Is there a bijective, continuous mapping from $\mathbb{R}$ to the closed interval $[0,1]$?

Question

i can't find a bijective, continuous map from $\mathbb{R}$ to the closed interval $[0,1]$. Give an example.

If not bijective then what is the difference between cardinal no of $(0,1)$ and $[0,1]$ ?

Answer 1

Since $f$ is continuous, $f^{-1}((0,1))$ is open, and it is $\mathbb{R}/\{a,b\}$ with $a,b \in \mathbb{R}$ and $a \not = b$. But now $f([a,b]) = [0,1]$ so the map can't be bijective.

Answer 2

Here is my try:$$\\$$ Since you are trying to find a bijective, continuous mapping, and that is a homeomorphism from the view of topology, we need to verify that if $R$ is momeomorphic to $[0,1]$. We know that $R$ is homeomorphic to $(0,1)$ by $f=\ln(\frac{x}{1-x})$, so the problem is whether $(0,1)$ is homeomorphic to $[0,1]$ or not. However, citing what Tsemo Aristide wrote above, $[0,1]$ is compact, and $(0,1)$ fails to be so. Hence, you can't find a bijective, continuous mapping between $R$ and $[0,1]$. And here's my try to prove that the inverse function of a bijective, countinuous function is also continuous.

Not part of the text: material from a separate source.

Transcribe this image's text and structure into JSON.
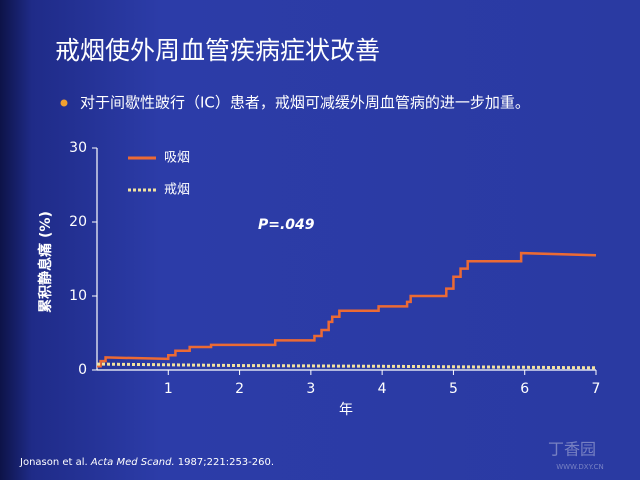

$$ \forall y \in f(D) $$ where D is the domain of the original function $f$ $$\forall \epsilon>0 , \exists \delta >0$$ that for all $y^{'}\in \left| y-y^{'} \right|<\epsilon, \left| f^{-1}(y)-f^{-1}(y^{'}) \right|<\epsilon$ holds. Because $\left| f^{-1}(y)-f^{-1}(y^{'}) \right|= \left| x-x^{'} \right|$, and $ \left| y-y^{'} \right| = \left| f(x)-f(x^{'}) \right|$

$$ \forall x \in D, \forall \delta>0 , \exists \epsilon >0$$ that for all $x^{'}\in\left| x-x^{'} \right|<\epsilon, \left| f(x)-f(x^{'}) \right|=\left| y- y^{'}\right|<\delta$ since $f$ is continuous.